AI's ability to apply implicit, everyday world knowledge to novel situations.
Commonsense reasoning refers to the capacity of AI systems to draw on implicit, background knowledge about the world — the kind of understanding humans acquire through lived experience rather than formal instruction. This includes knowing that objects fall when dropped, that people feel hurt when insulted, or that a restaurant visit typically ends with paying a bill. Unlike factual recall or logical deduction from explicit premises, commonsense reasoning requires systems to fill in unstated assumptions, resolve ambiguity, and make plausible inferences about situations they have never directly encountered.
The core challenge lies in the breadth and informality of the knowledge involved. Commonsense encompasses physical intuitions, social norms, causal relationships, temporal reasoning, and cultural conventions — all of which humans absorb implicitly but which are notoriously difficult to encode in machine-readable form.

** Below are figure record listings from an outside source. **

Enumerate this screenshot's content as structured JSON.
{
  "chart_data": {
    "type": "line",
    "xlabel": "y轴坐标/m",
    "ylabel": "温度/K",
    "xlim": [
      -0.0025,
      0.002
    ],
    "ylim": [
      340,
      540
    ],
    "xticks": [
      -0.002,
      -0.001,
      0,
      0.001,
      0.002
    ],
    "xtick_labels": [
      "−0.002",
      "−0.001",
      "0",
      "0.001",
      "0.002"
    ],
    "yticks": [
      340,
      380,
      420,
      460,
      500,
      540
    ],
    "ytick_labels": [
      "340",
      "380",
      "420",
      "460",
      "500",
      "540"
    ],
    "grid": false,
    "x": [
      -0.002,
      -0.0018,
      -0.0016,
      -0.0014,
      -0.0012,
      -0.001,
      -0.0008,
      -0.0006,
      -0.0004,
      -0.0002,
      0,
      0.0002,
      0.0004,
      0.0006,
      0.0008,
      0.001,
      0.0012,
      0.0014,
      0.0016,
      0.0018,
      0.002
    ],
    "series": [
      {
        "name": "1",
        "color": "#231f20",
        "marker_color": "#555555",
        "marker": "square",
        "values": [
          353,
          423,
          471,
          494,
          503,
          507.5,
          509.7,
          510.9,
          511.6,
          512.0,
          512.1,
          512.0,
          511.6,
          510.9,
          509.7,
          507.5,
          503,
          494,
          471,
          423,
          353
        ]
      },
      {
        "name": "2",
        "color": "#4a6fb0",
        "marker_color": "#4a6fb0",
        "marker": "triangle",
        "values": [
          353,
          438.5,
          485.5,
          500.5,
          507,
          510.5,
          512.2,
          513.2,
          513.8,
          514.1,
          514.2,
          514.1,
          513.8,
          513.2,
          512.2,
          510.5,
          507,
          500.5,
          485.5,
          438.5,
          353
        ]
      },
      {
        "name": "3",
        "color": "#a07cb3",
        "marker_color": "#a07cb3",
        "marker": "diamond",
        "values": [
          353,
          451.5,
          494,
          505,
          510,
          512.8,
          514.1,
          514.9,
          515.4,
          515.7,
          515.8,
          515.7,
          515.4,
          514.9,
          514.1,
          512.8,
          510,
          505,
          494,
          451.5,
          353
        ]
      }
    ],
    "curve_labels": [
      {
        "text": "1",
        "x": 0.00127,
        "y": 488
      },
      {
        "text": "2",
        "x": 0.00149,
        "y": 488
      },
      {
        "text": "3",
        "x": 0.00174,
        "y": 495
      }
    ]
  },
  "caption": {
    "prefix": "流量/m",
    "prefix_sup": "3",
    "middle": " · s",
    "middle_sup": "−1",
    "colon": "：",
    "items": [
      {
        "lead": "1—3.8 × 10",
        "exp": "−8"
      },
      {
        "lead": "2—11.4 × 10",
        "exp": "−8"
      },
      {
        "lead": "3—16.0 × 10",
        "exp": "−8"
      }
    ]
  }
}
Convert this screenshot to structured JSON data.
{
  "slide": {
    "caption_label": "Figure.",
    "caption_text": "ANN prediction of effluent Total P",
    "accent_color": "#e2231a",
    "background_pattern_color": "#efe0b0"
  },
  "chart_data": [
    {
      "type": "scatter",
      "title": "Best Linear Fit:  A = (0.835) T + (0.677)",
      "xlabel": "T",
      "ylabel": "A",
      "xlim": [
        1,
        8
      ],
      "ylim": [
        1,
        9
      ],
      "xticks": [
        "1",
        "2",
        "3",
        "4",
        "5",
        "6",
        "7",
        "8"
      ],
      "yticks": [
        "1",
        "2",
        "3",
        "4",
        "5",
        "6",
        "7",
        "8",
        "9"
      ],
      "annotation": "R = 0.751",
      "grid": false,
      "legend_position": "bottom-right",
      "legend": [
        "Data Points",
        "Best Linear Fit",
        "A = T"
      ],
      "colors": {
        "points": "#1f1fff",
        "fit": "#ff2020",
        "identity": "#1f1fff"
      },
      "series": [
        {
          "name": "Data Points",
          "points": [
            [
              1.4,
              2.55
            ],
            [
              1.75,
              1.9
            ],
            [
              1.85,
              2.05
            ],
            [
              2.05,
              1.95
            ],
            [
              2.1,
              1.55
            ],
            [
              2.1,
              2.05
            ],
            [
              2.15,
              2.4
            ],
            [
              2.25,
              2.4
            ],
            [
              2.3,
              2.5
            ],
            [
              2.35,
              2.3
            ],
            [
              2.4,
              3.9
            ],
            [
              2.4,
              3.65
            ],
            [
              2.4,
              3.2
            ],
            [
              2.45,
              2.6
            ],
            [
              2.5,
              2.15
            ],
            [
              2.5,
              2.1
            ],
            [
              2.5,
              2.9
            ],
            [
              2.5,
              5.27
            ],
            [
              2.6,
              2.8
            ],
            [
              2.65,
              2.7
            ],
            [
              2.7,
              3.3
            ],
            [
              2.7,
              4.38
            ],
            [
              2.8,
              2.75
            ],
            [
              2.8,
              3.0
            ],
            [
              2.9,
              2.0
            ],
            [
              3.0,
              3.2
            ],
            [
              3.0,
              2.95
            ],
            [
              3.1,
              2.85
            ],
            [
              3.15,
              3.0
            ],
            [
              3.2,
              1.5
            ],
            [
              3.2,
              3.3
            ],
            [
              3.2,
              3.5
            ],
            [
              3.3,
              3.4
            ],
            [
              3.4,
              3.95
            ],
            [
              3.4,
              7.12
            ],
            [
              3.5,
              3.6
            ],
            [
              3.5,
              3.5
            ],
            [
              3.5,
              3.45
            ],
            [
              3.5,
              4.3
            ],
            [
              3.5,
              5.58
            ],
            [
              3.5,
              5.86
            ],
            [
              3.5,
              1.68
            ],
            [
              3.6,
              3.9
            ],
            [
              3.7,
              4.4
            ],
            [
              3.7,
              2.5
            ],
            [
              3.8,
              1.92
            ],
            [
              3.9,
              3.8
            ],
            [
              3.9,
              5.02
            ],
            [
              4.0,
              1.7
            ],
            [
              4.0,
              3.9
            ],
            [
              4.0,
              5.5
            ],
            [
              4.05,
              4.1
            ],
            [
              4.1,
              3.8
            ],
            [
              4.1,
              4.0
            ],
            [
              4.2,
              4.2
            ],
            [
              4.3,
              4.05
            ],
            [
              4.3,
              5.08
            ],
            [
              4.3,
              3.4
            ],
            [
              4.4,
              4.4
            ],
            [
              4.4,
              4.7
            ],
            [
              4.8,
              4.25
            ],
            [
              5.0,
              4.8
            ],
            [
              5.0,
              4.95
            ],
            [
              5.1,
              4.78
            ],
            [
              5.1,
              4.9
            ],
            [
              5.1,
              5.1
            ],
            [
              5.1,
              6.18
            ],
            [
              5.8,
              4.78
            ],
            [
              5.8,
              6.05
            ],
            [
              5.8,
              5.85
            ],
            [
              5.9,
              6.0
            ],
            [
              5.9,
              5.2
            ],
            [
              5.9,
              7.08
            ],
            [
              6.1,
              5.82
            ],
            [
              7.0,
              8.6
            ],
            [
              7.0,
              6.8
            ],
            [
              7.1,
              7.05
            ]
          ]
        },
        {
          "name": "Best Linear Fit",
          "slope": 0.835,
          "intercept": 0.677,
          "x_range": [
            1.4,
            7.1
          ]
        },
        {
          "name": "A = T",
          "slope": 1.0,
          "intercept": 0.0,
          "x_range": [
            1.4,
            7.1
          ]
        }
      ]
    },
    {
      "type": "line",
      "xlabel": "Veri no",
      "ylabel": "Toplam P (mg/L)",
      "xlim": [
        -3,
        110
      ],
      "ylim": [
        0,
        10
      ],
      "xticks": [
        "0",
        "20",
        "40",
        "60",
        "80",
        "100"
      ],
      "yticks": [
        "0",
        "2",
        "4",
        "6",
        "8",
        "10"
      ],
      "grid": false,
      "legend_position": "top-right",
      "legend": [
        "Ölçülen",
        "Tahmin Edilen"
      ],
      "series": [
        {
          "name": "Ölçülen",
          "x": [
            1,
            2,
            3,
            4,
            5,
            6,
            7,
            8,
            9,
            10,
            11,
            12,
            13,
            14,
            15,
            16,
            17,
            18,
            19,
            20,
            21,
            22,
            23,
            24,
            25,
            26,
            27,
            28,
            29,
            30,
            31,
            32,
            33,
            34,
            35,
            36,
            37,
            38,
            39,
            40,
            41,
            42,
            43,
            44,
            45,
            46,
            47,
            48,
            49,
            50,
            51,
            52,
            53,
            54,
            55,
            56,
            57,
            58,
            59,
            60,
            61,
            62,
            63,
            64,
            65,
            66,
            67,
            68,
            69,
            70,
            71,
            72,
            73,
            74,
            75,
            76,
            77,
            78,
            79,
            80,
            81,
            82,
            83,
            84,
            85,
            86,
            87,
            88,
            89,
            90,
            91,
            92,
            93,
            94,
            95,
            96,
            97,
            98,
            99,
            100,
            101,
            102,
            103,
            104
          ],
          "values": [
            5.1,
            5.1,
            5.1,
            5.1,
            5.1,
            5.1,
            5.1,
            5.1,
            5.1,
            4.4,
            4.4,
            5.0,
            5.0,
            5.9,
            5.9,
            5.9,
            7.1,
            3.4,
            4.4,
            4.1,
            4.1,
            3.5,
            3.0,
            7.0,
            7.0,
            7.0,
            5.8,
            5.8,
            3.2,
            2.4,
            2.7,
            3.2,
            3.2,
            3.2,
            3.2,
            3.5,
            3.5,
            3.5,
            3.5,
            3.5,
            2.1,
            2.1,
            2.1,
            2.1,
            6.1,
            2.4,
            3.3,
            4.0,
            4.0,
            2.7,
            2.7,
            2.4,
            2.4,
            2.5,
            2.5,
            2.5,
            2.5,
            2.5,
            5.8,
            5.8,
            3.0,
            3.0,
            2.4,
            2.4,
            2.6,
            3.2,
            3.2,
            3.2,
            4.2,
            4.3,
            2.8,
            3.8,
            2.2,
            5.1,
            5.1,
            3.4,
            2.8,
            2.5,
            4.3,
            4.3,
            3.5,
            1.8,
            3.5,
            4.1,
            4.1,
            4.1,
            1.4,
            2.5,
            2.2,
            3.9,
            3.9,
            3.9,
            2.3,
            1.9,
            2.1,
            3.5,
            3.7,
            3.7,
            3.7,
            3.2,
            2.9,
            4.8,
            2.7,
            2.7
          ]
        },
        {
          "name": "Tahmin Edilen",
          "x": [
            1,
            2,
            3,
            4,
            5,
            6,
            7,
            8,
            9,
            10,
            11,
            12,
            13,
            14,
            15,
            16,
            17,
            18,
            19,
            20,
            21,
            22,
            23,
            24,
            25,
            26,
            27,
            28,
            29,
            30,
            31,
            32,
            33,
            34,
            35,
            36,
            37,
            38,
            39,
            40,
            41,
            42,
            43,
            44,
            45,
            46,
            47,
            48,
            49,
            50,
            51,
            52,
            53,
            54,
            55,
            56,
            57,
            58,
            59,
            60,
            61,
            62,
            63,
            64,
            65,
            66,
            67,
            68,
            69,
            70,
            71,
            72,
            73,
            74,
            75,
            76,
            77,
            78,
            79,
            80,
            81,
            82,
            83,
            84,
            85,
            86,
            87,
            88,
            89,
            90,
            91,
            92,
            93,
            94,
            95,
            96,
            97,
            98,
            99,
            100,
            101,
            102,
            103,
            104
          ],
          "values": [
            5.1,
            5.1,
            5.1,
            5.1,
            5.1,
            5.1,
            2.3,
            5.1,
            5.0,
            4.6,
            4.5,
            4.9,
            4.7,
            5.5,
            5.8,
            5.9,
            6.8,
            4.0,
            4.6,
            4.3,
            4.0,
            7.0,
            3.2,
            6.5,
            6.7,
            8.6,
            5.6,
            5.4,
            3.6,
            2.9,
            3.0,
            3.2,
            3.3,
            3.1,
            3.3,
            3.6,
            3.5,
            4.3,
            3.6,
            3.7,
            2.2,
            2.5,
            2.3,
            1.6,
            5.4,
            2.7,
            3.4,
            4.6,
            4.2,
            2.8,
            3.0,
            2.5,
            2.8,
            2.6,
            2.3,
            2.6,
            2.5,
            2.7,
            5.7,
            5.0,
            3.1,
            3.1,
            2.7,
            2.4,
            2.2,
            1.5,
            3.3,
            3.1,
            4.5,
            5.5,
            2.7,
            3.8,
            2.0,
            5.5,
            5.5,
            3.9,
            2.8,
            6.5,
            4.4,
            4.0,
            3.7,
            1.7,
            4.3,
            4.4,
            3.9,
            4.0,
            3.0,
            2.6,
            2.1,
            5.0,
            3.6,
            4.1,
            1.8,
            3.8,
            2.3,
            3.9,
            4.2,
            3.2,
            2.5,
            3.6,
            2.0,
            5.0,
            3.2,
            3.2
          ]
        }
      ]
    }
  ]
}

Early approaches, such as Doug Lenat's Cyc project begun in 1984, attempted to manually curate millions of everyday facts and rules into structured knowledge bases. While ambitious, these efforts revealed just how vast and context-dependent commonsense knowledge truly is, and hand-crafted ontologies struggled to scale.
Modern approaches leverage large-scale language models and neural networks trained on massive text corpora, which appear to absorb substantial commonsense knowledge implicitly through exposure to human-generated language. Benchmarks such as Winograd Schema Challenge, CommonsenseQA, and HellaSwag have been developed to probe these capabilities systematically. Transformer-based models have shown impressive performance on many such benchmarks, though researchers debate whether high scores reflect genuine reasoning or sophisticated pattern matching — a distinction with significant practical implications.
Commonsense reasoning matters because it underpins nearly every real-world AI application that involves natural language understanding, autonomous decision-making, or human-robot interaction. A system that lacks commonsense will misinterpret instructions, fail in novel situations, and behave in ways that seem bizarre or unsafe to human users. Closing the commonsense gap remains one of the central open problems in AI, sitting at the intersection of knowledge representation, natural language processing, and cognitive science.